Desafios para promover o parto humanizado no Brasil

Enviada em 20/09/2020

“As ideias dominantes numa época nunca passaram das ideias da classe dominante.” Essa afirmativa do sociólogo e economista Karl Marx se relaciona com os desafios para promover o parto humanizado no Brasil, na medida em que a cesárea está cristalizada no imaginário coletivo, devido aos interesses da elite. Essa situação é resultado inegável do sistema econômico capitalista enraizado na saúde, o qual visa o lucro máximo. Assim, entre os fatores que contribuem para aprofundar essa problemática, pode-se destacar o interesse mercadológico no nascimento e a monopolização da informação.
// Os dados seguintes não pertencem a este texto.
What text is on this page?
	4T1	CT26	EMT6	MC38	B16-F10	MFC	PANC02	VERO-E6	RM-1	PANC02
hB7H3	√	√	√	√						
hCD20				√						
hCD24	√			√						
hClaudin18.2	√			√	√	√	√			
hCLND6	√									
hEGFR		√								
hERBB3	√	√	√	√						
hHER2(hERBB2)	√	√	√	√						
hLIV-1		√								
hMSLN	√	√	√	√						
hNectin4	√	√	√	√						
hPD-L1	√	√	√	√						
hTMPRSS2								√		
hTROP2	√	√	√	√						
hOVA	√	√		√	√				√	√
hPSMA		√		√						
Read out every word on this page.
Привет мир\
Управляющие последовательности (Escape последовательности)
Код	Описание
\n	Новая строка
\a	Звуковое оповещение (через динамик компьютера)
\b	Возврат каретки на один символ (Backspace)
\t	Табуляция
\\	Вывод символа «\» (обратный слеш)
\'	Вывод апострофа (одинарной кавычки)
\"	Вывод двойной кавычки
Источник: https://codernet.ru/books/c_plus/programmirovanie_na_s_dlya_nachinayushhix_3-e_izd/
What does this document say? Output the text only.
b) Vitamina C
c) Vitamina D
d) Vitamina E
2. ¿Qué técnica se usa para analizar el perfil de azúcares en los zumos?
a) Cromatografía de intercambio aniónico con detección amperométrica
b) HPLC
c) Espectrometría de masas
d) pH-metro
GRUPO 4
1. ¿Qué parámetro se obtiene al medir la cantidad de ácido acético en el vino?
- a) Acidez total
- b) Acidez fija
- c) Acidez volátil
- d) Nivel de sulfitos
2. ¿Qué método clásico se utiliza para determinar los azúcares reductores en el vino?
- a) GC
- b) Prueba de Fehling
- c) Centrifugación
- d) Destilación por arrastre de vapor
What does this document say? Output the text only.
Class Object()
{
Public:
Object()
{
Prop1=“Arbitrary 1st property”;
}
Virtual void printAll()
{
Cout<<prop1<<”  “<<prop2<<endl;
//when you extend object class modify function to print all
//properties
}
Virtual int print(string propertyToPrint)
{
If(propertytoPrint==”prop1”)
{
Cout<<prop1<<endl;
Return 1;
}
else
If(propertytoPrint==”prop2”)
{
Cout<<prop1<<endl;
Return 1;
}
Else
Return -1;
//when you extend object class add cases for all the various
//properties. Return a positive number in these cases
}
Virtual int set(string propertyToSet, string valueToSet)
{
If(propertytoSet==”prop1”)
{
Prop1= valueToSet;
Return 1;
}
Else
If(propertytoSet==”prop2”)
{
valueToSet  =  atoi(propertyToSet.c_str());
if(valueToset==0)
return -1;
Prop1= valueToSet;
Primeiramente, é evidente que o desejo de lucratividade sobre o parto, somado a mentalidade capitalista dentro do sistema de saúde, alicerça o quadro de desvalorização do trabalho de parto humanizado. É incontestável que esse cenário advém da sistematização desse processo, o qual passa a funcionar como uma esteira de produção fordista, sem a individualização de cada caso. Essa realidade se assemelha ao pensamento do escritor Millôr Fernandes, de que “o dinheiro não é só facilmente dobrável como dobra facilmente qualquer um.” Portanto, percebe-se que a predominância do parto cirúrgico é uma questão de interesse mercadológico.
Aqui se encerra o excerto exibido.